Artificial intelligence is a tiny portion, though a helpful one, involved in the many processes shaping this new tool (the Time Engine). And as boring—or possibly relevant—as it may sound, all these processes are executed by human beings.

Installation view of the exhibition Adrián Villar Rojas: The End of Imagination, The Tank at the Art Gallery of New South Wales, December 3, 2022–July 16, 2023
When I look at your work, sometimes I feel like a character in a story about the end of the world. One of the major themes to emerge from Chosen Memories was the way contemporary artists use history speculatively. Even your invented worlds respond to the course of actual human events. Do you see in your work a kernel of futuristic thinking?
I am driven by these speculations about the “art” that might emerge at the point where art ends, after which it could be approached only by nonhuman or more-than-human awareness. I’m trying to get as close as possible to a paradox: subjectivity without culture, without an anthropocentric point of view.
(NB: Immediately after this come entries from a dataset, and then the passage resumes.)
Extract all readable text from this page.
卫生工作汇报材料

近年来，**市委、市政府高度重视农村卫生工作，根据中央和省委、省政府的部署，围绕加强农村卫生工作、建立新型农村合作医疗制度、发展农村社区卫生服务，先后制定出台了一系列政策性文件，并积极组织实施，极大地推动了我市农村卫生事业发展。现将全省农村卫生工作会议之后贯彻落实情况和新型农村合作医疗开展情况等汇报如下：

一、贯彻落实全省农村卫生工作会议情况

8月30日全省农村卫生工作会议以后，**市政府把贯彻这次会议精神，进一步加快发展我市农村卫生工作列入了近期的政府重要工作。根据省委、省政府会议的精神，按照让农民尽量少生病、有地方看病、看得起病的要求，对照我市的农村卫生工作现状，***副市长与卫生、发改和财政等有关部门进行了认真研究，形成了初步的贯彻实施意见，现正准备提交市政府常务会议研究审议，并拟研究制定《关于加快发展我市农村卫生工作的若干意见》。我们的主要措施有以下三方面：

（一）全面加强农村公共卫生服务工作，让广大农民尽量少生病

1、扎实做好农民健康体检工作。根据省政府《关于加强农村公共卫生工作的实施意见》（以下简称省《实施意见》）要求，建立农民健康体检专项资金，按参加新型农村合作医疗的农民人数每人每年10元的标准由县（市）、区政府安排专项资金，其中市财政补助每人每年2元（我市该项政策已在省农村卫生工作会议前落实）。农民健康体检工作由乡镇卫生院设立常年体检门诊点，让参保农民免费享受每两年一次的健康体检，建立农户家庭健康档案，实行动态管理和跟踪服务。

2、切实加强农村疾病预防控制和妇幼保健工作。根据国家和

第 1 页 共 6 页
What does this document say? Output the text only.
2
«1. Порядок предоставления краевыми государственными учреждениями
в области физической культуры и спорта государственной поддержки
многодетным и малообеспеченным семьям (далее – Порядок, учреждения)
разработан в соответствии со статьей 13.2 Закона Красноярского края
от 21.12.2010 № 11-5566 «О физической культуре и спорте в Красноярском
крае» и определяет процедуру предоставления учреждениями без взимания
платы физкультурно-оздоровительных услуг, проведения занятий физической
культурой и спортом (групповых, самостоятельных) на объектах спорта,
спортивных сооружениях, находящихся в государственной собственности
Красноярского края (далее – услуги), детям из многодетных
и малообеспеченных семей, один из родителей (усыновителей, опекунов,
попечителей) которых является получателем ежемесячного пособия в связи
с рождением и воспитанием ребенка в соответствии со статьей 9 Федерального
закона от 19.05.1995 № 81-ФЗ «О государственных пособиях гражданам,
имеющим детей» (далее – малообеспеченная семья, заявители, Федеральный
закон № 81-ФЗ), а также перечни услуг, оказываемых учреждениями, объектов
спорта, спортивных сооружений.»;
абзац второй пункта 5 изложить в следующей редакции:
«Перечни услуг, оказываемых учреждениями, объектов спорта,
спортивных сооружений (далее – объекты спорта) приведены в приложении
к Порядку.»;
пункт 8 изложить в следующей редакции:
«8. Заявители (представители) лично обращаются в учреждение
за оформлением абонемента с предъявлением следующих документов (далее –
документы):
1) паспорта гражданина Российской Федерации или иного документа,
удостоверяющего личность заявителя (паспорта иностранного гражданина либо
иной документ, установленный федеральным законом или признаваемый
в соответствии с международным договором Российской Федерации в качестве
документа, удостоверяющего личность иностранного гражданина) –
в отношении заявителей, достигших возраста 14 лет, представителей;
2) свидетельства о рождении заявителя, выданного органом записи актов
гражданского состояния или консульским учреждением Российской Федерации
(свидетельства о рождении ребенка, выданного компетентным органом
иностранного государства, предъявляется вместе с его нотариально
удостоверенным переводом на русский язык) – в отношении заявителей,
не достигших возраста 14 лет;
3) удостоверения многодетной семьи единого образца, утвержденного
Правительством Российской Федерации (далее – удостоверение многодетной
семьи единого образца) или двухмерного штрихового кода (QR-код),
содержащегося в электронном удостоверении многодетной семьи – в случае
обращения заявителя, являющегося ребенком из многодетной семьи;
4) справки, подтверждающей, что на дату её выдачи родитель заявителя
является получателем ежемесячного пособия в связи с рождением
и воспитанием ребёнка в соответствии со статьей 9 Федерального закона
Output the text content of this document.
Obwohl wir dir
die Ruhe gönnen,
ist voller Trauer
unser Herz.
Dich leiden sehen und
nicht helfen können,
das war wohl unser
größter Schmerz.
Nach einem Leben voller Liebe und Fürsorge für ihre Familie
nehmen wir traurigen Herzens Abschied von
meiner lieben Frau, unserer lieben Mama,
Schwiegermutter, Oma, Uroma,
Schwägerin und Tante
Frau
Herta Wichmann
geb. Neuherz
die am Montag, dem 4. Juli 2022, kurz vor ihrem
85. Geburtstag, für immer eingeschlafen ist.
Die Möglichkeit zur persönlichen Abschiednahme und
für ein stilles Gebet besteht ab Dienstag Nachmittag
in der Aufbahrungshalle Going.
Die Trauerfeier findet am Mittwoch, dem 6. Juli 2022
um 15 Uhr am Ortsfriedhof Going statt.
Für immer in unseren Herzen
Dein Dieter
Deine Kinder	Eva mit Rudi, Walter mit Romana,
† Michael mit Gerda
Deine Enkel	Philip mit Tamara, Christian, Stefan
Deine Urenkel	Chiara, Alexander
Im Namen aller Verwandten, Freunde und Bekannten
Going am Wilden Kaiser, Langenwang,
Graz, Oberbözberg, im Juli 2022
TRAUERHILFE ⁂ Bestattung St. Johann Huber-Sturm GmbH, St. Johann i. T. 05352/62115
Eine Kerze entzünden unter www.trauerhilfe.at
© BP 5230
This question reminds me of a project I made in 2010 called Songs During the War, where many of these formative ideas were crystallized. The work is a short parable in which I proposed a hypothesis: what if, in the final moments of humanity, the last five women and men on Earth decided to make an artwork? It would be the last human artwork, with all the implications implied by this fact. In the story, the last group of humans encounter a long-abandoned amphitheater. Knowing and feeling that their end is coming, they carry out one last mission to affirm their existence: to perform the role of Neanderthals, executing modest rituals and household activities, until their extinction.
There is a beautiful, paradoxical gift as a result of this last artistic operation: if the only beings who can measure time are time-traveling through this performance, back before evolution dictated it would be Homo sapiens that survived over Neanderthals, it is impossible to deny that the traveling back into the past is really taking place. Time, language, representation, and meaning is theirs. Traveling in the opposite direction to the flow of time—denied by Einstein’s Special Theory of Relativity—is in this case perfectly achievable.
In this way, space-time is exposed to one last ghastly, dissonant fold, like two mirrors or two microphones facing each other and producing infinite feedback. With this act, we arrive at the edges of anthropocentric representational systems and art itself—its ultimate ending.